Education

Information is the commodity of the Information Age, and educational institutions are the new marketplaces. Colleges and universities don’t deal in oranges, washers or wheel barrows, but in something much less tangible: information. If someone is on the bottom end of the information curve (not the intelligence curve!), the refrain is get thyself an education! Like so many things, this is great on paper, but the implementation is less certain, and perhaps even insidious.

As I mentioned, educational institutions are essentially marketplaces nowadays, and things are not generally provided free of charge in a marketplace. The cost of education is astounding and prohibitive. What? You don’t have between $20,000 and $200,000 to spend? Then take out student loans that you’ll be paying back for years to come. Why not? Everyone else is up to their ears in debt, why shouldn’t you be, too?

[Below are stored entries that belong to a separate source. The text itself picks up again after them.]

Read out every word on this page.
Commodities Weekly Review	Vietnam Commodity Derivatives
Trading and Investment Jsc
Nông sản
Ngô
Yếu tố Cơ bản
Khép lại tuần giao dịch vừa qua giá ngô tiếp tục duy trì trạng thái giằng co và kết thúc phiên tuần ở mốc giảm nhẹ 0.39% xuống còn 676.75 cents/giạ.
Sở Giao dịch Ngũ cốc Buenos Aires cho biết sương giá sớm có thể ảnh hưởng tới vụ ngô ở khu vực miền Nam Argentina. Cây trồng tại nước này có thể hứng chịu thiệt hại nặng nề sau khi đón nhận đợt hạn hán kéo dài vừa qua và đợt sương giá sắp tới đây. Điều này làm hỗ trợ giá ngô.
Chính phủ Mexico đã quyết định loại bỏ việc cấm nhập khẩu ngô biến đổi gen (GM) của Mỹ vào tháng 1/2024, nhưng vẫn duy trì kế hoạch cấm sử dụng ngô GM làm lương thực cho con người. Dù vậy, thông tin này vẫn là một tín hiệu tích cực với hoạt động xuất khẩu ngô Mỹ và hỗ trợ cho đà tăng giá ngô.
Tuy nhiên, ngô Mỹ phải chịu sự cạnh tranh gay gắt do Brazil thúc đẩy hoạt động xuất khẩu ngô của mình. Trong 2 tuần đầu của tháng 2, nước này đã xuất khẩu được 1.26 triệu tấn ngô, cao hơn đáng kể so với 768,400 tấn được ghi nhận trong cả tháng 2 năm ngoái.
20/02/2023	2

At all events, education isn’t the solution to the world’s problems. Sure, education is useful and everyone needs a trade, but our modern educational systems are not about growing better people, but about cramming yet more information into the heads of people with the hope that enough of it will stick to allow that person to navigate the waters of the Information Age.

Here is an illustrative snippet from the book Hard Times by Charles Dickens:

Thomas Gradgrind, Sir. A man of realities. A man of facts and calculations. A man who proceeds upon the principle that two and two are four, and nothing over, and who is not to be talked into allowing for anything over. Thomas Gradgrind, Sir—peremptorily Thomas—Thomas Gradgrind. With a rule and a pair of scales, and the multiplication table always in his pocket, Sir, ready to weigh and measure any parcel of human nature, and tell you exactly what it comes to. It is a mere question of figures, a case of simple arithmetic. You might hope to get some other nonsensical belief into the head of George Gradgrind, or Augustus Gradgrind, or John Gradgrind, or Joseph Gradgrind (all supposititious, non-existent persons), but into the head of Thomas Gradgrind—no, Sir!

We need to be teaching people how to be more compassionate and more sensitive to their surroundings, not how to try to manipulate the world as if it were just data in a spreadsheet.

Fatu Hiva

In his book Fatu Hiva, Thor Heyerdahl says the following:

“There is nothing for modern man to return to,” I admitted. I said it most reluctantly, for our wonderful time in the wilderness had given us a taste of what man had abandoned and what mankind was still trying to get even farther away from. [...] Progress today can be defined as man’s ability to complicate simplicity. Nothing in all the procedure that modern man, helped by all his modern middlemen, goes through before he earns money to buy a fish or a potato will ever be as simple as pulling it out of the water or soil. Without the farmer and the fisherman, modern society would collapse, with all its shops and pipes and wires. The farmers and the fishermen represent the nobility of modern society; they share their crumbs with the rest of us, who run about with papers and screwdrivers attempting to build a better world without a blueprint.

I can’t think of a better way to sum up donewith.info.